Joséphine a travaillé dur pour transformer le grand domaine en "le plus beau et le plus curieux jardin d'Europe". Elle voulait qu'il soit un modèle de bonne culture". Elle a repéré des plantes et des animaux rares et exotiques pour mettre en valeur les jardins. Joséphine a écrit : "Je souhaite que la Malmaison devienne bientôt la source de richesse de toute la France"...
En 1800, Joséphine a construit une orangerie chauffée assez grande pour accueillir 300 plants d'ananas. Cinq ans plus tard, elle commande la construction d'une serre. Elle était chauffée par une douzaine de poêles à charbon. De 1803 à sa mort en 1814, elle cultive pour la première fois en France près de 200 nouveaux plants.
La propriété est devenue célèbre pour sa roseraie. L'impératrice Joséphine a fait enregistrer ses roses (et ses lis) par l'artiste belge Pierre-Joseph Redouté (1759-1840). Les tirages de ces œuvres se vendent assez bien, même aujourd'hui. Elle a créé une vaste collection de roses. Elle a cueilli des plantes de sa Martinique natale et d'autres endroits du monde. Elle a cultivé quelque 250 variétés de roses. Extrait de l'avant-propos du Jardin de la Malmaison (1803) :
Vous avez rassemblé autour de vous les plantes les plus rares poussant sur le sol.... français alors que nous les inspectons dans les magnifiques jardins de la Malmaison, impressionnant rappel des conquêtes de votre illustre mari...
Des oiseaux et des animaux de toutes sortes ont commencé à remplir son jardin. Ils étaient autorisés à se promener librement dans le parc. Au plus fort de ses journées à la Malmaison, Joséphine a eu la compagnie de kangourous, d'émeus, de cygnes noirs, de zèbres, de moutons, de gazelles, d'autruches, de chamois, d'un phoque, d'antilopes et de lamas pour n'en citer que quelques-uns. Certains étaient de l'expédition Baudin.

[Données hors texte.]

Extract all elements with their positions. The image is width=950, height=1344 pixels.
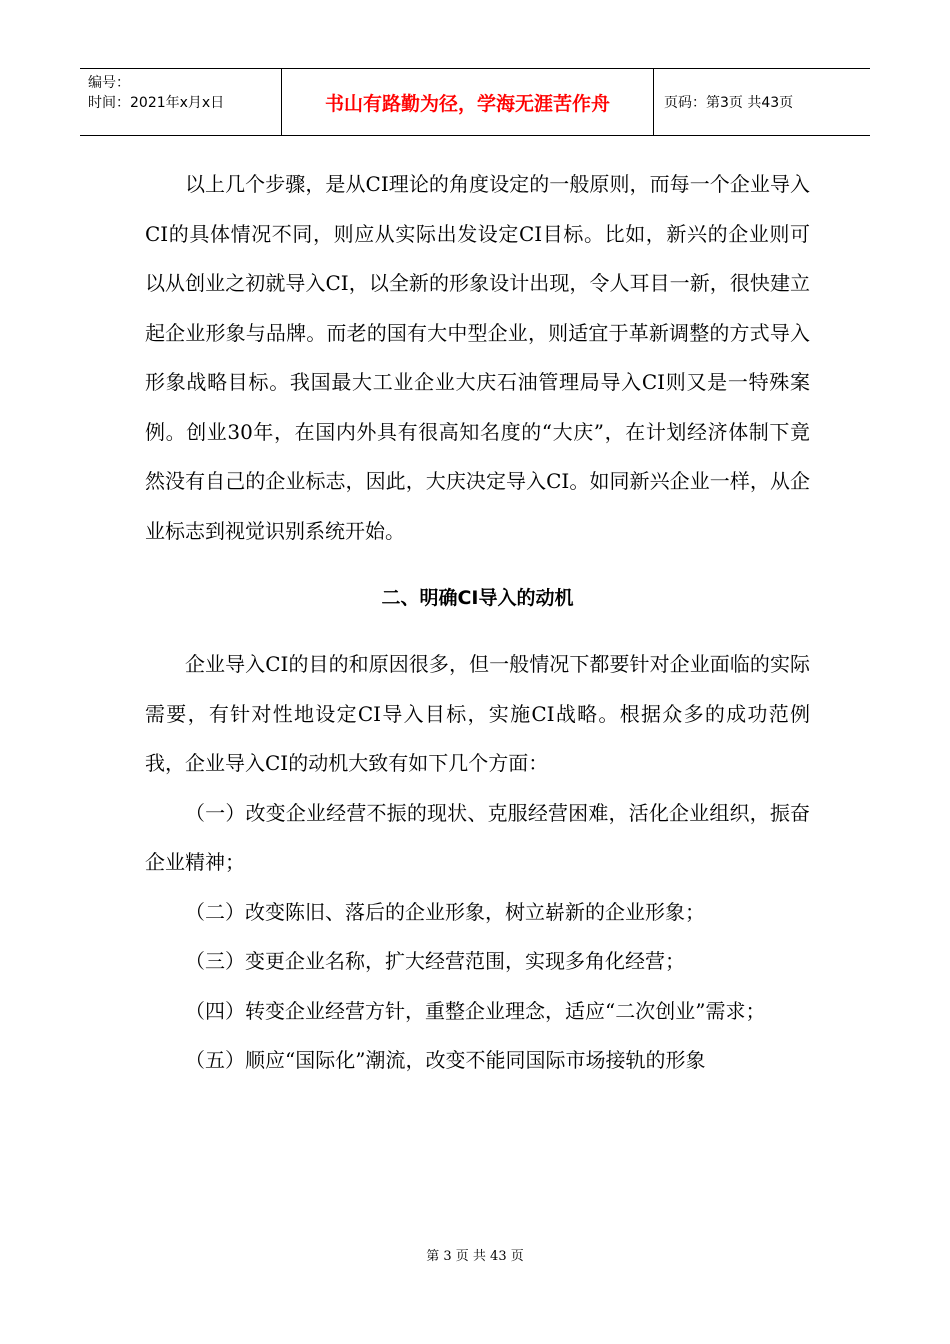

Après son divorce de Napoléon, Joséphine reçoit la Malmaison à part entière, ainsi qu'une pension de 5 millions de francs par an, et y restera jusqu'à sa mort en 1814. Après sa défaite à la bataille de Waterloo en 1815, Napoléon revient à la maison avant son exil à l'île de Sainte-Hélène.
En 1842, la Malmaison est achetée par Maria Christina, veuve du roi Ferdinand VII d'Espagne ; elle y vit avec son second mari Agustín Fernando Muñoz, 1er duc de Riánsares. En 1861, Maria Christina vend la propriété à Napoléon III.
Le Malmaison a été restauré par le célèbre architecte français Pierre Humbert au début du XXe siècle.